The US labor market is being shaped by three intersecting trends: two of them long-term and the third cyclical. Generative artificial intelligence is poised to automate nearly a quarter of jobs across all industries. The effects of AI will be felt on a workforce that is already “fractionalized,” in which part-time roles supplement or replace full-time ones.
Those two megatrends feed into a slowing job market. Goldman Sachs Research expects US unemployment to rise over the next 12 months. In combination, these three forces will profoundly change how US companies recruit and retain talent in the near future.
How AI will transform staffing and recruiting
Around 4% of all US firms have adopted generative AI, but Goldman Sachs Research expects that figure to rise to 7% over the next six months. The rapid clip will be led by some sectors more than others. In information services, for instance, the adoption rate is forecast to rise from 16% to 23% in that half-year period.
The effects of this shift will be seen clearly in online job marketplaces. Some types of work, such as logo design, copywriting, translation, or voice-over artistry, could be displaced by free or cheap AI tools in those categories. “That said, it is just as likely that new types of jobs or categories will be created as a result of AI,” writes George Tong, a senior research analyst at Goldman Sachs Research, in his team’s report.
Generative AI can also improve the efficiency of recruiters in tasks such as enhancing job descriptions, formatting resumes, ranking candidates, and conducting initial interviews. “Screening applicant information such as resumes remains inefficient, with approximately 52% of talent acquisition leaders stating that the most challenging element of recruiting is candidate identification from large pools,” Tong writes.
Additionally, job marketplaces can use AI tools to offer private-label services of their own for tasks such as logo design, translation, and voice-over work. Some of the AI engines to perform such work already exist, and some marketplaces have started to implement them.
A reorientation of the labor market
Since its peak at the turn of the century, the US labor participation rate has been in steady decline, dipping from 67.3% in January 2000 to 62.7% in March 2024. Baby boomers left the workforce, labor markets weakened after the Global Financial Crisis, college enrollments increased, and early retirements rose during Covid.
Labor churn, or the velocity of job changes, has been rising as well. Quit rates rose from 2010 to 2019, and the pandemic “led to inflows of millions of new gig workers as unemployment rose or work hours were reduced, and people turned to gig work to augment their incomes,” Tong and his team found.
Companies too found value in a more flexible workforce, turning to freelancers, gig workers, and temps to supplement or replace their full-time employees. The share of US professionals who freelance increased from 34% in 2014 to 38% in 2023. Meanwhile, temp workers, typically brought on for short-term assignments at a single client, have seen their penetration rise in the US from 1.06% in January 1990 to 1.74% in March 2024. This fractionalization of the labor force is likely to continue, Goldman Sachs Research predicts.

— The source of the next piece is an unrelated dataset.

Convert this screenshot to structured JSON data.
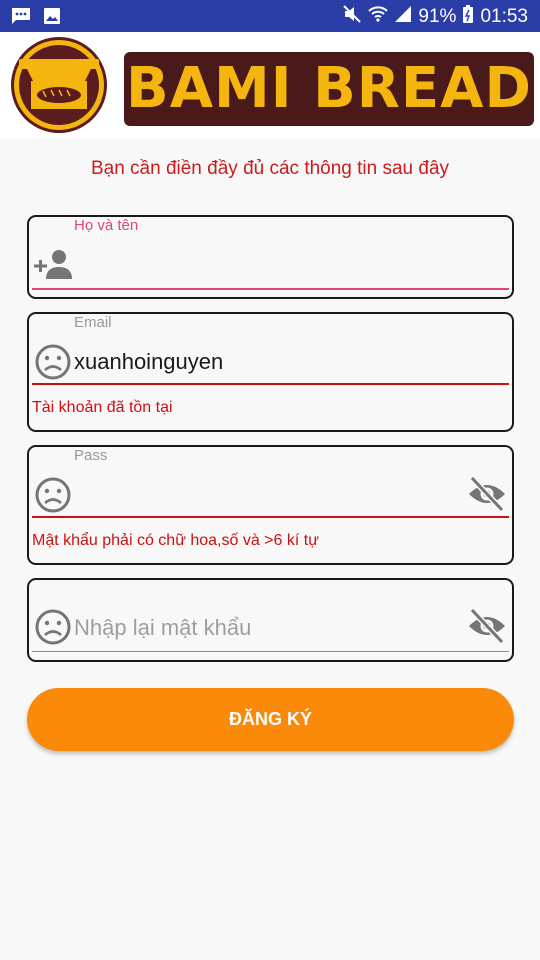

Where are we in the employment cycle?
Typically, temp staffing leads the broader macro and labor market by two to four quarters, because employers generally reduce temp headcount first when downsizing ahead of a macro slowdown. At the moment, temp penetration is in decline.
“US temp penetration contracted in March, reinforcing our negative stance on the temp staffers as well as the broader US labor market,” Goldman Sachs Research finds. Temp penetration dipped to 1.74% in March from 1.75% in February, and has been on a broader downward trajectory since March 2022, when temp penetration registered 2.1%.

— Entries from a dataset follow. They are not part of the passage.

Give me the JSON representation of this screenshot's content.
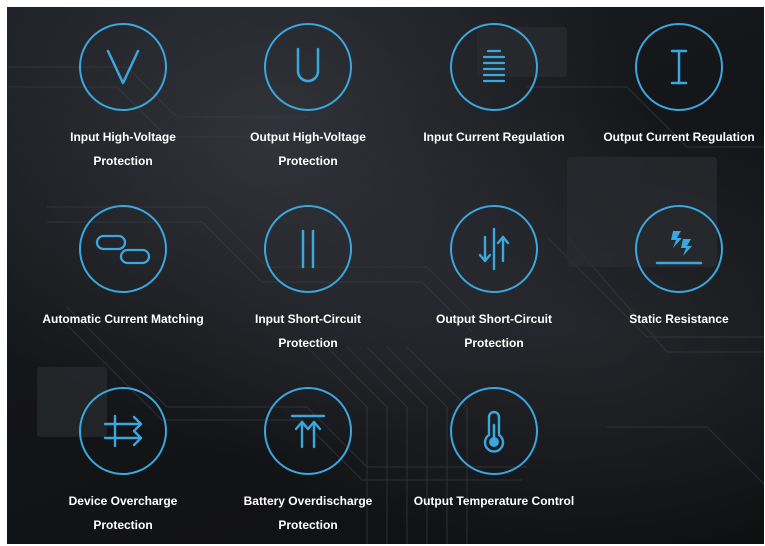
{
  "accent_color": "#3aa7de",
  "features": [
    {
      "label": "Input High-Voltage\nProtection",
      "icon": "v-letter-icon"
    },
    {
      "label": "Output High-Voltage\nProtection",
      "icon": "u-letter-icon"
    },
    {
      "label": "Input Current Regulation",
      "icon": "stacked-lines-icon"
    },
    {
      "label": "Output Current Regulation",
      "icon": "i-beam-icon"
    },
    {
      "label": "Automatic Current Matching",
      "icon": "linked-pills-icon"
    },
    {
      "label": "Input Short-Circuit\nProtection",
      "icon": "parallel-bars-icon"
    },
    {
      "label": "Output Short-Circuit\nProtection",
      "icon": "split-arrows-icon"
    },
    {
      "label": "Static Resistance",
      "icon": "lightning-ground-icon"
    },
    {
      "label": "Device Overcharge\nProtection",
      "icon": "blocked-arrows-icon"
    },
    {
      "label": "Battery Overdischarge\nProtection",
      "icon": "up-arrows-bar-icon"
    },
    {
      "label": "Output Temperature Control",
      "icon": "thermometer-icon"
    }
  ]
}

“With increasing instances of hiring freezes and corporate downsizing, we expect demand for labor to soften and the supply of labor to increase,” our analysts write.
On the job platform Indeed, total job posting volumes year-to-date pulled back the most for blue-collar and clerical verticals, including construction, manufacturing, and retail. Volumes in white-collar and highly skilled verticals, including software development, banking, finance, and marketing showed some signs of stability after declining sharply over the past two years.
Since the start of the year, job postings as a percentage of pre-Covid levels declined 18 percentage points in construction, 15 percentage points in manufacturing, and 12 percentage points in retail. The number of job openings declined 11% year-on-year in February 2024, with year-on-year declines appearing since August 2022.
“Based on this mosaic, we conclude that the US labor market is in its mid-to-late cyclical stages that will see unemployment rise and non-farm employment decline over the next four quarters,” Goldman Sachs Research writes.